Ce genre de méthode permet notamment l’apparition de programmes tels que Protomata, cet outil accessible en ligne permet à partir d'un ensemble de séquences de protéines appartenant à une même famille d'apprendre un automate/une signature caractéristique de la famille. Cet outil peut être utilisé pour mieux comprendre les spécificités des séquences portant la fonction de la famille et prédire l'appartenance de nouvelles séquences à la famille.
Une autre équipe a également utilisé ce genre de concept pour l'analyse d'image, et la détection de cancer du sein de manière automatique. L'automate est ici utilisé avec des probabilités pour tenter d'améliorer la prise de décision sur la présence ou l'absence de cancer à chaque analyse d'une nouvelle image. Des simulations de comportements d'étudiants on put également être faite à partir de ce type de théorie en considérant un étudiant comme un automate et ses transitions comme ses vitesses de réponse à une question simple.

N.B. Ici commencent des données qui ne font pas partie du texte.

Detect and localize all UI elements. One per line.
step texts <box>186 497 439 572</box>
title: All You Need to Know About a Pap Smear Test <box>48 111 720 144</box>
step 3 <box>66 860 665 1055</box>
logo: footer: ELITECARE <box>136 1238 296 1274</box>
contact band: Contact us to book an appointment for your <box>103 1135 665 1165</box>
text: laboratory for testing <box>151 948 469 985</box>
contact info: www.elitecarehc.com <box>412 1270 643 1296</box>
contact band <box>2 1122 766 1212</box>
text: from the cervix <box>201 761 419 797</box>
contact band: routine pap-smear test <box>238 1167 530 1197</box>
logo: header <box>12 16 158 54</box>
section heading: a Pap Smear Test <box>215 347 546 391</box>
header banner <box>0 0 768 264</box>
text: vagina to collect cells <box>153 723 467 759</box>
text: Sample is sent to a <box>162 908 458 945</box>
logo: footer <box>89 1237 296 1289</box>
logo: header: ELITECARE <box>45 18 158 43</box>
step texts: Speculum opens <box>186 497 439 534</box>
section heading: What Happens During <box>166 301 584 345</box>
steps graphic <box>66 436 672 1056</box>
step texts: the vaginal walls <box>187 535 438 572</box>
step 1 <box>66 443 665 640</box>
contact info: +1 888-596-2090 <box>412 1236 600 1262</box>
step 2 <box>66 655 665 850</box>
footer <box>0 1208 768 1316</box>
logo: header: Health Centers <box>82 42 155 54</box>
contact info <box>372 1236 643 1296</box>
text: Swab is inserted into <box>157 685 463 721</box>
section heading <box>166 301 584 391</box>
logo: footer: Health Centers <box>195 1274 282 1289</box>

Quand on cherche la notion d'automate sur Pubmed, on remarque que la notion la plus récurrente est la notion d'automate cellulaire. Bien que le nom semble joli et qu'on trouve assez rapidement un petit modèle appelé "le jeu de la vie", ce concept n'est pas un concept d'automate pouvant s'apprendre, mais plus un système avec des règles définies qui n'évoluent pas dans le temps. Ce genre de théorie ne fait donc pas partie du machine learning (bien qu'ayant pas mal inspiré la recherche en bioinformatique ces dernières décennies).
Conclusion
Bon, maintenant, vous avez pu voir que le machine learning, c'est plein de choses, et qu'il existe des milliers d'idées à en tirer dans notre travail avec un petit exemple réel. Vous avez aussi pu voir que nos liens avec linguistes, et informaticiens experts en traitement automatique de la langue ne sont pas si éloignés en fonction du domaine. En cherchant un peu, il est possible de s'apporter un enrichissement mutuel conséquent. Je suis volontairement resté à un niveau très superficiel tout le long de l'article. D'autres billets du genre plus technique seront à venir, notamment sur la recherche d'informations dans des données textuelles !
Enjoy, et merci aux relecteurs : AnLebreton, Kumquatum et Yoann M !
Ps : Je profite également de ce sujet pour remercier humblement Colin de la Higuera de m'avoir appris autant dans ses enseignements sur le sujet.
Ps 2 : Je ne suis pas dans l'équipe dans le Francois Coste ni dans ces collaborateurs proches ou éloignés. Toute publicité et enthousiasme marqué pour ses recherches ne sont qu'une bien heureuse maladresse.
Ps 3 : L'homme qui distribue des graphes d’apprentissage dans des ruelles sombres, c'est moi.